Safaricom changes to Karibu post-pay tariff plans revealed

What you need to know:

  • Customers on the Sh1,000 and Sh2,500 post-paid plans will lose all unspent bundles accumulated since the product was launched in 2011.
  • Users are expected to use all their existing resources (minutes, SMS and data) before they expire and become unavailable on May 26, 2015.

Safaricom subscribers on the Karibu post-pay tariff will lose all unused airtime, SMS credits and data from their old plans on May 26 this year.

Bundles received from that date on will expire after 30 days, ending the unlimited accumulation of airtime and data that made the Karibu tariff the telecom operator’s most popular post-paid option.

The telecoms services firm has announced that, beginning midnight on May 26th, customers on the Sh1,000 and Sh2,500 post-paid plans will lose all unspent bundles accumulated since the product was launched in 2011.

Users have reacted to the announcement with anger, threatening lawsuits and departure to other mobile service providers.

“This is so wrong,” cried one user. “I have 20,000 accumulated minutes! Safaricom reassured us that we would not lose our minutes as they were going to change the product tariffs. Now they give us 26 days to clear that balance? We should start a class action lawsuit. Safaricom cannot purport to withdraw accumulated minutes which we have already paid for.”

Safaricom, which considered terminating the closed tariff entirely, promised to keep it on earlier this year and offer its over 140,000 subscribers new terms. No new subscribers are being accepted.

The mobile giant has left the monthly charges for the two plans unchanged, as well as retained their call times, text message credits and data bundles.

“The changes mean that all subscribers on the (Karibu) PostPay 1000 and PostPay 2500 bundles will be expected to have used all their existing resources (minutes, SMS and data) before they expire and become unavailable on May 26, 2015,” the telecom operator said in a notice to its subscribers.

“After that date, the subscribers will continue to enjoy the existing Karibu PostPay bundles and will receive the same amount of minutes, SMS and data which will be renewed on a monthly basis, with any unused resources automatically expiring after 30 days.”

The Karibu tariff has two price plans. For Sh1,000 per month, a subscriber gets 900 minutes talk time for on-net calls, 100 minutes for off-net calls, 100 megabytes of data and 100 on-net SMSes.

For the Sh2,500 per month package, subscribers get 2,200 minutes for Safaricom-to-Safaricom calls, 300 minutes to rival networks, 250 megabytes of data and 250 on-net text messages.

The revised tariff will be a bitter-sweet pill to swallow for subscribers who now have just 27 days to clear accumulated talk time bundles that, especially for early enrollers, run into tens of thousands of minutes.

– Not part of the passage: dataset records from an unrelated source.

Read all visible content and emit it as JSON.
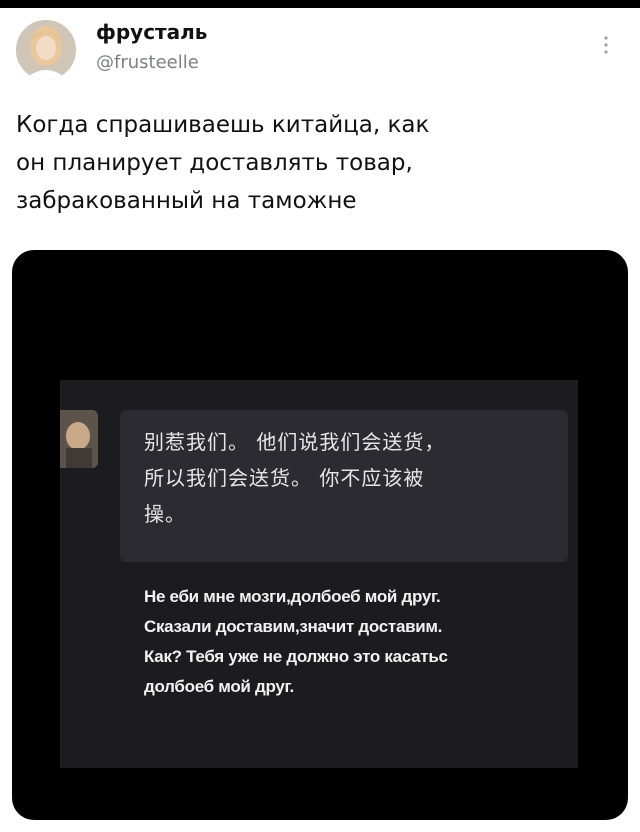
{
  "tweet": {
    "display_name": "фрусталь",
    "handle": "@frusteelle",
    "text_lines": [
      "Когда спрашиваешь китайца, как",
      "он планирует доставлять товар,",
      "забракованный на таможне"
    ]
  },
  "media": {
    "chinese_lines": [
      "别惹我们。 他们说我们会送货，",
      "所以我们会送货。 你不应该被",
      "操。"
    ],
    "translation_lines": [
      "Не еби мне мозги,долбоеб мой друг.",
      "Сказали доставим,значит доставим.",
      "Как? Тебя уже не должно это касатьс",
      "долбоеб мой друг."
    ]
  },
  "icons": {
    "avatar": "user-avatar",
    "more": "more-vertical-icon"
  }
}
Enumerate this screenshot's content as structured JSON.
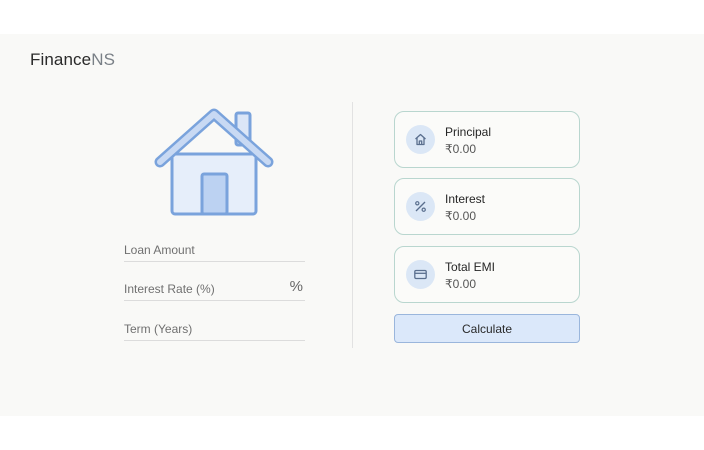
{
  "brand": {
    "part1": "Finance",
    "part2": "NS"
  },
  "form": {
    "loan_amount_label": "Loan Amount",
    "interest_rate_label": "Interest Rate (%)",
    "percent_symbol": "%",
    "term_label": "Term (Years)"
  },
  "results": {
    "principal": {
      "title": "Principal",
      "value": "₹0.00",
      "icon": "home-icon"
    },
    "interest": {
      "title": "Interest",
      "value": "₹0.00",
      "icon": "percent-icon"
    },
    "total_emi": {
      "title": "Total EMI",
      "value": "₹0.00",
      "icon": "card-icon"
    }
  },
  "calculate_label": "Calculate",
  "colors": {
    "accent_fill": "#dbe8fa",
    "accent_border": "#9ab6dc",
    "card_border": "#b9d6cf",
    "house_stroke": "#7aa3dc",
    "house_fill": "#dbe6f7"
  }
}
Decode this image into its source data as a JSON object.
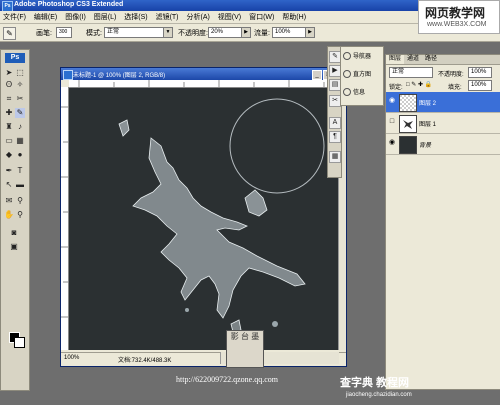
{
  "app": {
    "title": "Adobe Photoshop CS3 Extended",
    "icon": "ps-icon"
  },
  "menu": [
    "文件(F)",
    "编辑(E)",
    "图像(I)",
    "图层(L)",
    "选择(S)",
    "滤镜(T)",
    "分析(A)",
    "视图(V)",
    "窗口(W)",
    "帮助(H)"
  ],
  "options": {
    "brush_label": "画笔:",
    "brush_size": "300",
    "mode_label": "模式:",
    "mode_value": "正常",
    "opacity_label": "不透明度:",
    "opacity_value": "20%",
    "flow_label": "流量:",
    "flow_value": "100%"
  },
  "watermark_top": {
    "line1": "网页教学网",
    "line2": "www.WEB3X.COM"
  },
  "toolbox": {
    "logo": "Ps"
  },
  "document": {
    "title": "未标题-1 @ 100% (图层 2, RGB/8)",
    "zoom": "100%",
    "doc_size": "文档:732.4K/488.3K",
    "stamp_text": "影 台 墨"
  },
  "mini_panel": [
    {
      "label": "导航器",
      "icon": "navigator-icon"
    },
    {
      "label": "直方图",
      "icon": "histogram-icon"
    },
    {
      "label": "信息",
      "icon": "info-icon"
    }
  ],
  "layers_panel": {
    "tabs": [
      "图层",
      "通道",
      "路径"
    ],
    "blend_mode": "正常",
    "opacity_label": "不透明度:",
    "opacity_value": "100%",
    "lock_label": "锁定:",
    "fill_label": "填充:",
    "fill_value": "100%",
    "layers": [
      {
        "name": "图层 2",
        "selected": true
      },
      {
        "name": "图层 1",
        "selected": false
      },
      {
        "name": "背景",
        "selected": false
      }
    ]
  },
  "footer": {
    "url": "http://622009722.qzone.qq.com",
    "watermark": "查字典 教程网",
    "watermark_url": "jiaocheng.chazidian.com"
  }
}
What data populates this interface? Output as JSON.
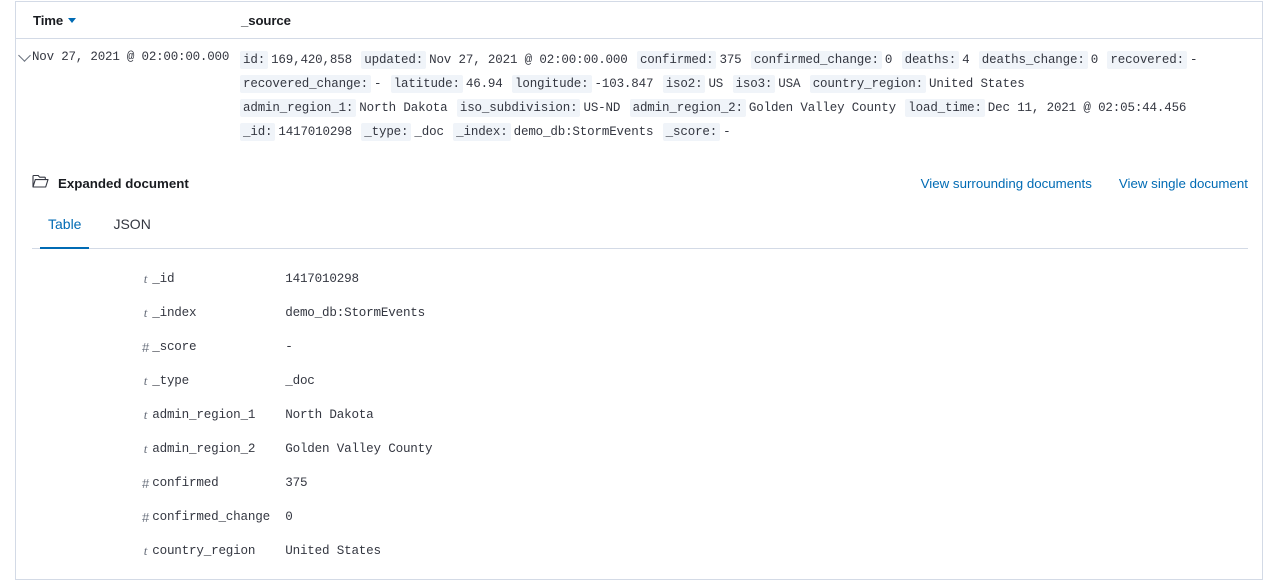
{
  "table": {
    "columns": [
      {
        "label": "Time",
        "sorted": true,
        "sort_direction": "desc"
      },
      {
        "label": "_source",
        "sorted": false
      }
    ]
  },
  "row": {
    "expand_icon": "chevron-down-icon",
    "time": "Nov 27, 2021 @ 02:00:00.000",
    "source_pairs": [
      {
        "key": "id:",
        "value": "169,420,858"
      },
      {
        "key": "updated:",
        "value": "Nov 27, 2021 @ 02:00:00.000"
      },
      {
        "key": "confirmed:",
        "value": "375"
      },
      {
        "key": "confirmed_change:",
        "value": "0"
      },
      {
        "key": "deaths:",
        "value": "4"
      },
      {
        "key": "deaths_change:",
        "value": "0"
      },
      {
        "key": "recovered:",
        "value": "-"
      },
      {
        "key": "recovered_change:",
        "value": "-"
      },
      {
        "key": "latitude:",
        "value": "46.94"
      },
      {
        "key": "longitude:",
        "value": "-103.847"
      },
      {
        "key": "iso2:",
        "value": "US"
      },
      {
        "key": "iso3:",
        "value": "USA"
      },
      {
        "key": "country_region:",
        "value": "United States"
      },
      {
        "key": "admin_region_1:",
        "value": "North Dakota"
      },
      {
        "key": "iso_subdivision:",
        "value": "US-ND"
      },
      {
        "key": "admin_region_2:",
        "value": "Golden Valley County"
      },
      {
        "key": "load_time:",
        "value": "Dec 11, 2021 @ 02:05:44.456"
      },
      {
        "key": "_id:",
        "value": "1417010298"
      },
      {
        "key": "_type:",
        "value": "_doc"
      },
      {
        "key": "_index:",
        "value": "demo_db:StormEvents"
      },
      {
        "key": "_score:",
        "value": "-"
      }
    ]
  },
  "expanded": {
    "icon": "folder-open-icon",
    "title": "Expanded document",
    "links": [
      {
        "label": "View surrounding documents"
      },
      {
        "label": "View single document"
      }
    ],
    "tabs": [
      {
        "label": "Table",
        "active": true
      },
      {
        "label": "JSON",
        "active": false
      }
    ],
    "fields": [
      {
        "type": "t",
        "name": "_id",
        "value": "1417010298"
      },
      {
        "type": "t",
        "name": "_index",
        "value": "demo_db:StormEvents"
      },
      {
        "type": "#",
        "name": "_score",
        "value": "-"
      },
      {
        "type": "t",
        "name": "_type",
        "value": "_doc"
      },
      {
        "type": "t",
        "name": "admin_region_1",
        "value": "North Dakota"
      },
      {
        "type": "t",
        "name": "admin_region_2",
        "value": "Golden Valley County"
      },
      {
        "type": "#",
        "name": "confirmed",
        "value": "375"
      },
      {
        "type": "#",
        "name": "confirmed_change",
        "value": "0"
      },
      {
        "type": "t",
        "name": "country_region",
        "value": "United States"
      }
    ]
  },
  "colors": {
    "link": "#006bb4",
    "text": "#343741",
    "border": "#d3dae6",
    "key_background": "#f0f4f9"
  }
}
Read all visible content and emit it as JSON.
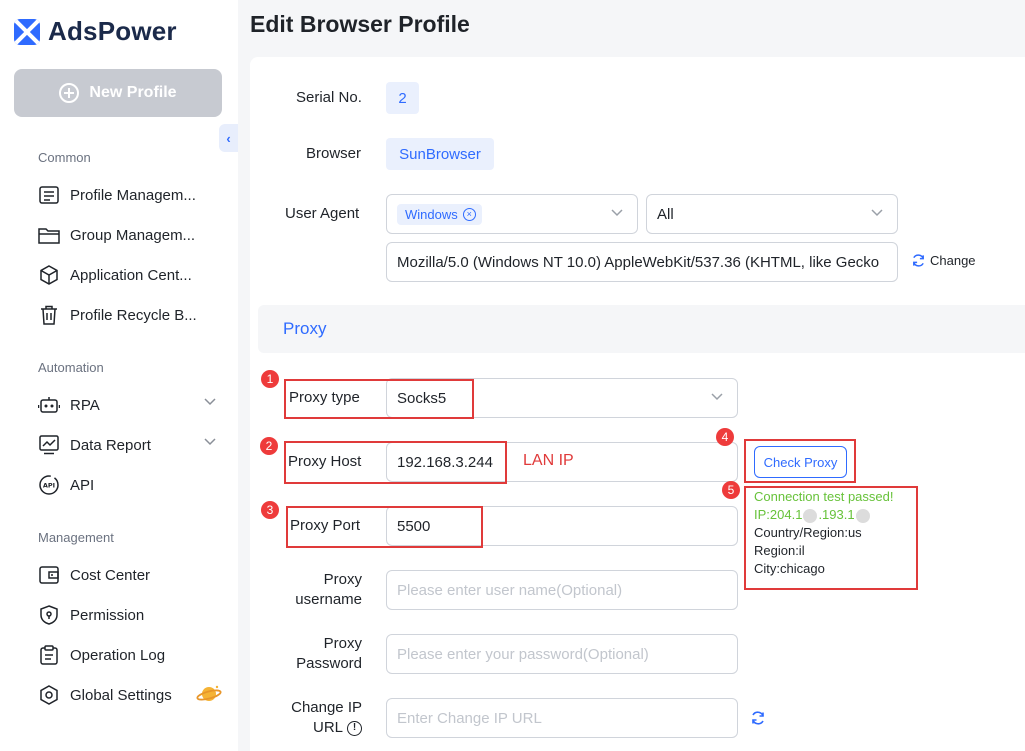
{
  "app": {
    "name": "AdsPower"
  },
  "sidebar": {
    "new_profile_label": "New Profile",
    "sections": {
      "common": "Common",
      "automation": "Automation",
      "management": "Management"
    },
    "items": {
      "profile_management": "Profile Managem...",
      "group_management": "Group Managem...",
      "application_center": "Application Cent...",
      "profile_recycle_bin": "Profile Recycle B...",
      "rpa": "RPA",
      "data_report": "Data Report",
      "api": "API",
      "cost_center": "Cost Center",
      "permission": "Permission",
      "operation_log": "Operation Log",
      "global_settings": "Global Settings"
    }
  },
  "page": {
    "title": "Edit Browser Profile"
  },
  "form": {
    "serial_no": {
      "label": "Serial No.",
      "value": "2"
    },
    "browser": {
      "label": "Browser",
      "value": "SunBrowser"
    },
    "user_agent": {
      "label": "User Agent",
      "os_tag": "Windows",
      "version_value": "All",
      "ua_string": "Mozilla/5.0 (Windows NT 10.0) AppleWebKit/537.36 (KHTML, like Gecko",
      "change_label": "Change"
    },
    "proxy_section_title": "Proxy",
    "proxy_type": {
      "label": "Proxy type",
      "value": "Socks5"
    },
    "proxy_host": {
      "label": "Proxy Host",
      "value": "192.168.3.244",
      "annotation": "LAN IP"
    },
    "proxy_port": {
      "label": "Proxy Port",
      "value": "5500"
    },
    "proxy_username": {
      "label_line1": "Proxy",
      "label_line2": "username",
      "placeholder": "Please enter user name(Optional)"
    },
    "proxy_password": {
      "label_line1": "Proxy",
      "label_line2": "Password",
      "placeholder": "Please enter your password(Optional)"
    },
    "change_ip_url": {
      "label_line1": "Change IP",
      "label_line2": "URL",
      "placeholder": "Enter Change IP URL"
    },
    "check_proxy_label": "Check Proxy",
    "result": {
      "status": "Connection test passed!",
      "ip_prefix": "IP:204.1",
      "ip_mid": ".193.1",
      "country": "Country/Region:us",
      "region": "Region:il",
      "city": "City:chicago"
    }
  },
  "annotations": {
    "badges": [
      "1",
      "2",
      "3",
      "4",
      "5"
    ]
  },
  "colors": {
    "accent": "#2f6bff",
    "annotation_red": "#e03a3a",
    "success": "#67c23a"
  }
}
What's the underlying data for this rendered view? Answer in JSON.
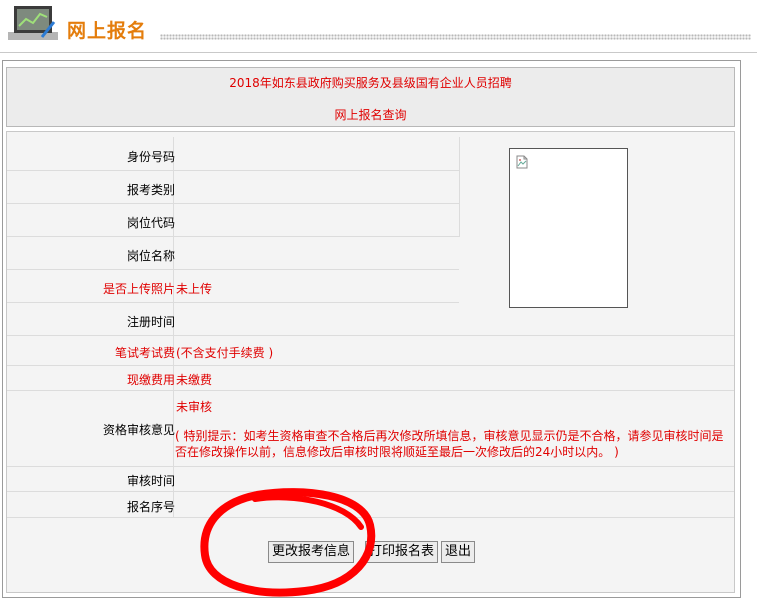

Many will be glad, however, at the decision to retain the tariff at the same price and bundles, given the more drastic measures feared when the tariff revision was first announced a year ago.

Safaricom CEO Bob Collymore has in the past described the Karibu tariff as promotional, saying its loss-making run since launch made it a candidate for termination.

The low revenues from the tariff were attributable to the fact that Karibu subscribers pay less than one shilling per minute to make calls, compared to Safaricom customers on pre-paid plans who pay about Sh4 a minute for calls made during peak hours (8am and 10pm).

On May 25 last year, the telecom firm announced the tariff termination adding that it would no longer be accepting subscriptions from new subscribers.

“People on post-paid are essentially making calls at less than one shilling per minute,” Collymore said in May 2014 when announcing the termination.

“This rate is not only lower than the post-paid tariff we give to corporates, but also to prepaid consumers.”

Existing Karibu customers, he said, would continue enjoying the service until May 26, after which they will have the option of migrating to other tariffs.

Safaricom in January, however, announced that it would not be terminating the tariff but tweaking it instead, offering a reprieve those on the plan.

The initial plan was to either increase the cost of each bundle or decrease its size at the current rates to maintain its customers while ensuring profitability. The company has, however, embraced neither of the options, choosing instead to get rid of the accumulated bundles and rolling over provision which it sees as a liability on its books.

Safaricom has other post-paid tariffs, including one where customers pay for units they actually spend every month, but the Karibu tariff — which is considered most affordable — has been leading the growth charge.

“Please note that these changes are only effective for existing Karibu PostPay bundle customers,” the company said in a statement. “The terms for all other PostPay tariffs will remain the same.”